Entretemps, la politique d'appui sur les koulaks (paysans riches) ayant fait faillite, STALINE en rejette la responsabilité sur son coéquipier BOUKHARINE qu'il écarte à son tour du pouvoir, reprend à son compte le programme d'industrialisation de l'Opposition et s'engage dans son application brutale et à des rythmes démentiels. Ce tournant suffit pourtant à démanteler l'Opposition qui croit voir là sa propre victoire de facto, dans l'ombre. STALINE n'a alors plus de rivaux dans l'exercice du pouvoir.

 

Le dernier exil et la IVe Internationale

   TROTSKI voit s'ouvrir un nouveau exil, et quasi seul, mais craint pour tous les gouvernements dont aucun n'ose lui accorder un visa. Entre la Turquie, où il s'installe pour 4 ans en janvier 1929, et le Mexique, où il vit 3 ans et tombe en 1940, il connait deux haltes précaires, en France de 1933 à 1935, en Norvège en 1935 et 1936. Ce sont des années noires, marquées par la grande crise économique, le chômage massif, la montée des fascismes. En URSS, les cours droitiers, suivis de cours ultragauches, ont leurs prolongements en politique extérieure, par le canal de la IIIe Internationale soumise, elle aussi, au joug bureaucratique. Son ultragauchisme fraye la voie à HITLER en désignant la social-démocratie comme l'ennemi principal ; la politique du "front populaire" qui lui succède favorise la victoire de FRANCO en soumettant le prolétariat espagnol à sa bourgeoisie "démocratique" (politique mencheviste typique, terrorisme en plus).
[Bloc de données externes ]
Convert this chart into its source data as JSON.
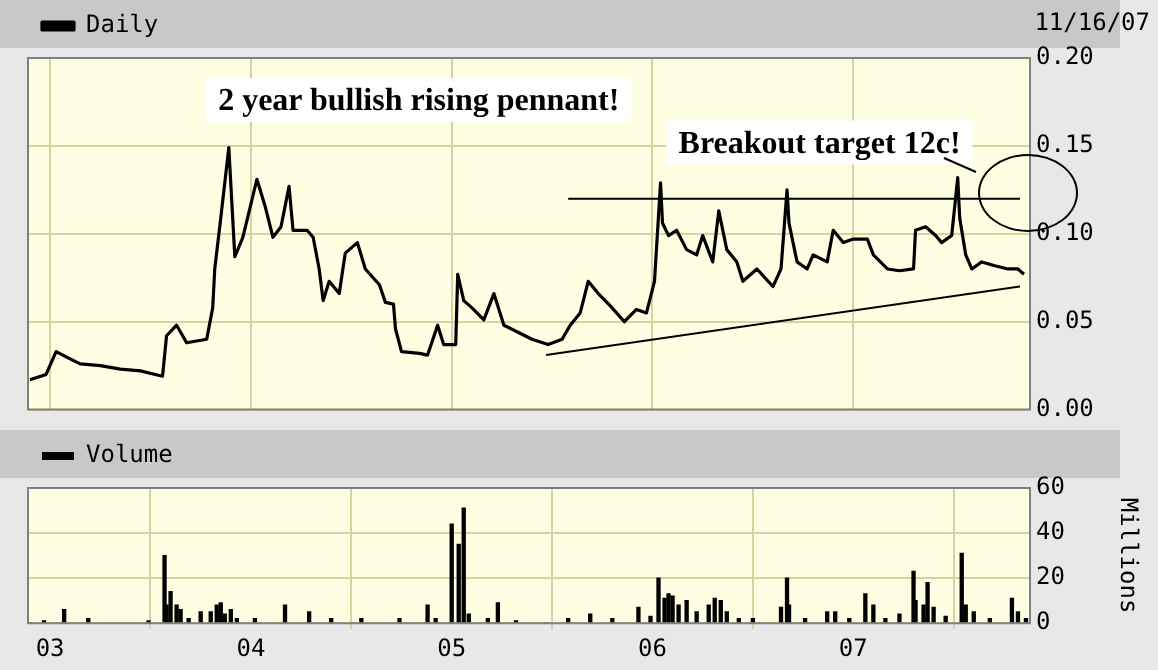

Quant à l'URSS, elle s'enfonce dans un cauchemar kafkaïen, surtout à partir de l'assassinat de Serge KIROV, que STALINE met à profit à l'heure où ses complices des premières heures, s'effrayant à la fois de ses erreurs et de ses méthodes, songent à le démettre.

TROTSKI, dans cette situation, ponctuée pour lui par les nouvelles des capitulations, par les déportations de ses partisans, puis, à partir de 1936, par les terribles procès de sorcières de Moscou, entreprend ce qu'il a jugé (à l'encontre de son principal biographe I. DEUTSCHER) "le travail le plus important de (sa) vie, plus important que 1917, plus important que l'époque de la guerre civile, etc." : "Munir d'une méthode révolutionnaire la nouvelle génération, par-dessus la tête des chefs de la Deuxième et de la Troisième Internationale, c'est une tâche qui n'a pas, hormis moi, d'homme capable de la remplir (...). Il me faut encore au moins cinq ans de travail ininterrompu pour assurer la transmission de l'héritage" (Journal d'exil). Il déborde alors d'activité. Ce sont les années de ses oeuvres les plus fortes, des dizaines de volumes, des centaines d'articles couvrant tous les domaines de la pensée marxiste, enrichissant celle-ci de trois nouveaux apports essentiels :

- la théorie de l'État ouvrier dégénéré et du "stalinisme" (la seule qui ait résisté à la critique de l'histoire et qui est reprise par les plus avancés des historiens soviétiques modernes, comme R. MEDVEDEV) en tant qu'excroissance bureaucratique s'élevant sur les fondements de l'économie collectiviste dans un État ouvrier isolé et arriéré, mais historiquement instable et qui ne pourra survivre au développement de la révolution ;

- la théorie du fascisme (qui s'est imposée à tous) en tant que solution politique bourgeoise ultime devant la révolution ;

- la stratégie du "programme de transition", dont la mise au point fournit son texte fondamental au congrès de fondation de la IVe Internationale.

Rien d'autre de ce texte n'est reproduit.